Сам Тенардье был худой, бледный, костлявый, тощий и тщедушный человечек, казавшийся болезненным, хотя обладал отменным здоровьем, – с этого начиналось присущее ему плутовство. Обычно он из предосторожности улыбался и был вежлив почти со всеми, даже с нищими, которым отказывал в милостыне. У него был взгляд хорька и вид литератора. Он очень был похож на портреты аббата Делиля. Он рисовался тем, что пил вместе с возчиками. Никому никогда не удавалось напоить его пьяным. Он не выпускал изо рта большую трубку, носил блузу, а под блузой – старый чёрный сюртук. Он старался произвести впечатление человека начитанного и материалиста. Чтобы придать вес своим словам, он часто упоминал имена Вольтера, Реналя, Парни и даже, как это ни странно, святого Августина. Он утверждал, что у него есть своя "система". Сверх того он был отъявленный мошенник. Мошенник-философ. Подобного рода разновидность существует. Читатель помнит, что он выдавал себя за солдата. Несколько приукрашивая, он рассказывал, что в бытность свою сержантом не то 6-го, не то 9-го легиона он один, против эскадрона гусар смерти, прикрыл своим телом от картечи "опасно раненного генерала" и спас ему жизнь. Этот случай послужил ему поводом украсить стену дома блистательной вывеской, а окрестному люду – прозвать его харчевню "кабачком сержанта при Ватерлоо". Он был либерал, классик и бонапартист. Он внёс своё имя в список жертвователей на "Убежище". В деревне толковали, что он когда-то готовился в священники.
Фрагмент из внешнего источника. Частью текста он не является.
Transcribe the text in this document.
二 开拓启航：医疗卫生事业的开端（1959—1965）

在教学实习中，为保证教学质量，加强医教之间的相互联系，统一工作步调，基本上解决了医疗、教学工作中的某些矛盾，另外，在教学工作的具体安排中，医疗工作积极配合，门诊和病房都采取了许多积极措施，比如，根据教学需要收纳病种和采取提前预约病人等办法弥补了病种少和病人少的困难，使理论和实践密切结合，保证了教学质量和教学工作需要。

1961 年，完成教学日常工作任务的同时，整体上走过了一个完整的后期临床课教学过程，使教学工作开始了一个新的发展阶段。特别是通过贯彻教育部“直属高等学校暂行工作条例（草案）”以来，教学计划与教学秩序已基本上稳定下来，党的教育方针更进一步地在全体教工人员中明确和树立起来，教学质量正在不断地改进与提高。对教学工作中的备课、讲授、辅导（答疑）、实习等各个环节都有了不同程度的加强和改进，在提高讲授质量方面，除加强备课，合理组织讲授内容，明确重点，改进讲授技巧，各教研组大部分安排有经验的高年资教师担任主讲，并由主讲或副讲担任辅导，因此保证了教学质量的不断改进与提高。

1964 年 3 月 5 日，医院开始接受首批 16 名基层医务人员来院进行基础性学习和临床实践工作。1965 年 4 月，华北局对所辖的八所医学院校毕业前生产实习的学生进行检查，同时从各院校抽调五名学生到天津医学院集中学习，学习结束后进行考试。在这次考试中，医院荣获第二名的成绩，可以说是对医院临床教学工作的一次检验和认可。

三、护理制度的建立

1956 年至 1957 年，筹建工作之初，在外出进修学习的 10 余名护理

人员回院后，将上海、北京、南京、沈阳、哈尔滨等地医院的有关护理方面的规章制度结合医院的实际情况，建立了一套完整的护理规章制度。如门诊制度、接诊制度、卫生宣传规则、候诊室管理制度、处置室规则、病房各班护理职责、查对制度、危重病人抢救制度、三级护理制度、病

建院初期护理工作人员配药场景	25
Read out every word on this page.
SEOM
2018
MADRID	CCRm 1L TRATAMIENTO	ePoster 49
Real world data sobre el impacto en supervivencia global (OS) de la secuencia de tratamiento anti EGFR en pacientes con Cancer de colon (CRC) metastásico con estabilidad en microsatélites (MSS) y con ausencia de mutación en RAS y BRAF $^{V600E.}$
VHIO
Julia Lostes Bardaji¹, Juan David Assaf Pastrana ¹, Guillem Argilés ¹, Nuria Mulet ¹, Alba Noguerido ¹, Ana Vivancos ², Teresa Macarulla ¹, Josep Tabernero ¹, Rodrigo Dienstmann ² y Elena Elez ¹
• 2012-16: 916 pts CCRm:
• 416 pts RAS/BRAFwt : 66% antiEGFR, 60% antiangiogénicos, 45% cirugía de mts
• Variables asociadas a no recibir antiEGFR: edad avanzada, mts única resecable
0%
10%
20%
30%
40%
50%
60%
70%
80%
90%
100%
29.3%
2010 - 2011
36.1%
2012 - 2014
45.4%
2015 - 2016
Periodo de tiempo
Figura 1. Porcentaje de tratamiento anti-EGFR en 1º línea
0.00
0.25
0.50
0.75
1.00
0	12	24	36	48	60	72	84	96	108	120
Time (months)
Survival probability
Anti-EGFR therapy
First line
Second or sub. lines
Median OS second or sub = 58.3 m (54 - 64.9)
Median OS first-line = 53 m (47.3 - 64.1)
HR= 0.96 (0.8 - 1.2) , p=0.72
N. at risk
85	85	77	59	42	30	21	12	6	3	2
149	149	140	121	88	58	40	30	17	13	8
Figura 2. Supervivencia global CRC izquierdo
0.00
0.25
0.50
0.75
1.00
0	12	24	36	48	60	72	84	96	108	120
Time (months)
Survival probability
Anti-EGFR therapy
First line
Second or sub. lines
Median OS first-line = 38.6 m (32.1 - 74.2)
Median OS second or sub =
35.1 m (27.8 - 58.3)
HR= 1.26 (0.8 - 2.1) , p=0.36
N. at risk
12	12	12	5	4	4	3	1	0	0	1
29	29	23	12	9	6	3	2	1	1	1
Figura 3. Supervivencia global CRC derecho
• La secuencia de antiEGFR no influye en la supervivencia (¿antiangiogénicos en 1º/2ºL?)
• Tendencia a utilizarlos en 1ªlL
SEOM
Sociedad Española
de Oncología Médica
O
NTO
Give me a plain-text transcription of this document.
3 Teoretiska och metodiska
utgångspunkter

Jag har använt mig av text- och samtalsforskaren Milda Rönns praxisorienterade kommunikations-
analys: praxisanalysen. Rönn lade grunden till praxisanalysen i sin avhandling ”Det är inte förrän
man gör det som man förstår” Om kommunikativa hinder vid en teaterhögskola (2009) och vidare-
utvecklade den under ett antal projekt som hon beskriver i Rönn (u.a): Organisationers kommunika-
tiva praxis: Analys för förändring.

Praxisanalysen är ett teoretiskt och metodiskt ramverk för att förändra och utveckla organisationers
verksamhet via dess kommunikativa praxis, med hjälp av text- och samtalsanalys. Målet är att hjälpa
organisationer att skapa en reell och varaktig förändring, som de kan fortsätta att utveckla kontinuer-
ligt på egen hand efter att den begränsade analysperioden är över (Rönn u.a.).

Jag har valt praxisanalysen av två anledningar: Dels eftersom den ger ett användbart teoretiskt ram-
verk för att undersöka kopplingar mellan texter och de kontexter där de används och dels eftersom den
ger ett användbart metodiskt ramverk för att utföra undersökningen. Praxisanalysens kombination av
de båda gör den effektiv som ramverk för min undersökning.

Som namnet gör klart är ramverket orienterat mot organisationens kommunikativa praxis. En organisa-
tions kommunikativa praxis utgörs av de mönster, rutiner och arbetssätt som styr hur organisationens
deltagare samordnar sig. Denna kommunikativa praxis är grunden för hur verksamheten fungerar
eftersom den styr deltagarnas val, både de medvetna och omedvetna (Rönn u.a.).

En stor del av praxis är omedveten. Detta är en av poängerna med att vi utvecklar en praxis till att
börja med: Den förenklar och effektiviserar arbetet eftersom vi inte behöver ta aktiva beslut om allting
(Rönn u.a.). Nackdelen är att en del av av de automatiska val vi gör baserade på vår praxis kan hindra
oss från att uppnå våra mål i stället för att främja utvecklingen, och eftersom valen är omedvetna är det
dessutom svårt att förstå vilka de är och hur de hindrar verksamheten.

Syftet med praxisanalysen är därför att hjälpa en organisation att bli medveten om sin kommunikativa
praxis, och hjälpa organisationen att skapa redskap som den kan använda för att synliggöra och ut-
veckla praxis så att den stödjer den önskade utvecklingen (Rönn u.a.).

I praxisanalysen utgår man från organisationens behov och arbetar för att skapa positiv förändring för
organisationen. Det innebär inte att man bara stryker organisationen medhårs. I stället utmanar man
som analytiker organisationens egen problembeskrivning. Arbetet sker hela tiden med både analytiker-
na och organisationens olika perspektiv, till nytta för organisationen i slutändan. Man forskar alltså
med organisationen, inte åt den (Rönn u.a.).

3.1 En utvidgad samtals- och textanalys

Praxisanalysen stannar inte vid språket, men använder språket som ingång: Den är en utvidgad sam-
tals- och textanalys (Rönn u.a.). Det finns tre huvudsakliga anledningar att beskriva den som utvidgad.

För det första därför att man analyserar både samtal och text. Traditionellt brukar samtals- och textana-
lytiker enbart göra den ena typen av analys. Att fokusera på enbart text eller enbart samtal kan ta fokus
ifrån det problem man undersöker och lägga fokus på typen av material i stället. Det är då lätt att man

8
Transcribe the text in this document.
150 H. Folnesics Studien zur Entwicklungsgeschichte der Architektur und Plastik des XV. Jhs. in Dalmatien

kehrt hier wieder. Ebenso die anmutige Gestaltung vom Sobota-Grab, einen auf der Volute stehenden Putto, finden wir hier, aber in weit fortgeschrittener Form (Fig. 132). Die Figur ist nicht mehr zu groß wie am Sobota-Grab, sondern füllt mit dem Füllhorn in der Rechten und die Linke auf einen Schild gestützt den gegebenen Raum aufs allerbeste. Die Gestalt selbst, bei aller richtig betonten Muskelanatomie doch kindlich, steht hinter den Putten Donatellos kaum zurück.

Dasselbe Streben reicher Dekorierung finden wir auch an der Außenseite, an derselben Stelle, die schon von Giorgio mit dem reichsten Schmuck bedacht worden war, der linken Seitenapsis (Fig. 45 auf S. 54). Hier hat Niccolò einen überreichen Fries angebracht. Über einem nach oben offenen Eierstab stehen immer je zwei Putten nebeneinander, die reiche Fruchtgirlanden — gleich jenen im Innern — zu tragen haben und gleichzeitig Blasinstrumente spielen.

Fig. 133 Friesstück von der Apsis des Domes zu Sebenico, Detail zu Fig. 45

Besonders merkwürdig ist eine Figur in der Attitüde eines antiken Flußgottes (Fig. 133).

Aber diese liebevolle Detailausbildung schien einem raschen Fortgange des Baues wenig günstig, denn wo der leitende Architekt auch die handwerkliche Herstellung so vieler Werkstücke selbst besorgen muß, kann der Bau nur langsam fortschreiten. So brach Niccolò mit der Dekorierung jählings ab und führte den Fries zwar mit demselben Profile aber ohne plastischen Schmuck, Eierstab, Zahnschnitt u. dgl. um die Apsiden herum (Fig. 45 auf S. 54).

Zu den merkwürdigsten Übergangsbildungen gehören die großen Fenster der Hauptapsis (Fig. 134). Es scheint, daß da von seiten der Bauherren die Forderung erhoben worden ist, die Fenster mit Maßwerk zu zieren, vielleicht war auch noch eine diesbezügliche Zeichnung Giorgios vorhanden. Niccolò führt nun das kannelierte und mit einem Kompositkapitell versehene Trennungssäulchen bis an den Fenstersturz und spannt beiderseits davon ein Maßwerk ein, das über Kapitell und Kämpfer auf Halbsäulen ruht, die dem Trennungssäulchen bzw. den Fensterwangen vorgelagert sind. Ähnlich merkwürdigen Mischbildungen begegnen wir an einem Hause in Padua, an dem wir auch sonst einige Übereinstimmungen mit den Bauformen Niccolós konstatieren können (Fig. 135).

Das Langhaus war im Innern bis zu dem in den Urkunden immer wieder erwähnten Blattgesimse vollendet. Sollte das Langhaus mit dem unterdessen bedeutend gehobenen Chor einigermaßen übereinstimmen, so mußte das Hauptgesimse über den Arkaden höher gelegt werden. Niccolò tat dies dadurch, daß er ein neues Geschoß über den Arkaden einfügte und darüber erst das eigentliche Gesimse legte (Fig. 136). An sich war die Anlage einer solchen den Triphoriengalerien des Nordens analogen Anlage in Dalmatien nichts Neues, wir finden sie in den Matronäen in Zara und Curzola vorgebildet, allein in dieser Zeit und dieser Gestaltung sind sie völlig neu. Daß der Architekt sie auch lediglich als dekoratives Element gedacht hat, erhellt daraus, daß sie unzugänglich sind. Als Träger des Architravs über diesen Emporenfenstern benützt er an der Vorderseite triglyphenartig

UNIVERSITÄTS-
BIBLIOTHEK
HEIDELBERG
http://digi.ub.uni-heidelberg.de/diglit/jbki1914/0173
Мы же полагаем, что готовился он всего-навсего в трактирщики. Этот негодяй смешанной масти был, по всей вероятности, во Фландрии каким-нибудь фламандцем из Лилля, в Париже – французом, в Брюсселе – бельгийцем и чувствовал себя в своей тарелке как по эту, так и по ту сторону границы. Его подвиг при Ватерлоо известен. Как видит читатель, он его слегка приукрасил. Смена удач и неудач, хитрые уловки, рискованные предприятия составляли содержание его жизни; нечистая совесть влечёт за собой неупорядоченное существование. Не лишено вероятности, что в бурное время 18 июня 1815 года Тенардье принадлежал к той разновидности маркитантов-мародеров, о которых мы упоминали выше и которые, разъезжая повсюду, продавали одним, грабили других и, руководимые чутьем, следовали обычно всей семьей – муж, жена и дети – в какой-нибудь хромоногой тележке за движущимися впереди частями армии-победительницы. Завершив кампанию, заработав, как он выражался, "малость деньжат", он поселился в Монфермейле, где и открыл харчевню.
Эти "деньжата", состоявшие из кошельков и часов, золотых перстней и серебряных крестов, собранных им во время жатвы на бороздах, усеянных трупами, не представляли всё же собою настолько значительных средств, чтобы обеспечить надолго этого солдатских вин раздатчика, превратившегося в кабатчика.
В движениях Тенардье было нечто прямолинейное, что отдавало казармой, когда он бранился, и семинарией, когда он крестился. Он был краснобай и выдавал себя за учёного. Однако школьный учитель заметил, что разговор у него "с изъянцем". Счета проезжающим он составлял превосходно, но опытный глаз обнаружил бы в них иногда орфографические ошибки. Тенардье был скрытен, жаден, ленив и хитёр. Он не брезговал служанками, и потому его жена их больше не держала. Великанша была ревнива. Ей казалось, что этот тщедушный жёлтый человечек является предметом соблазна для всех женщин.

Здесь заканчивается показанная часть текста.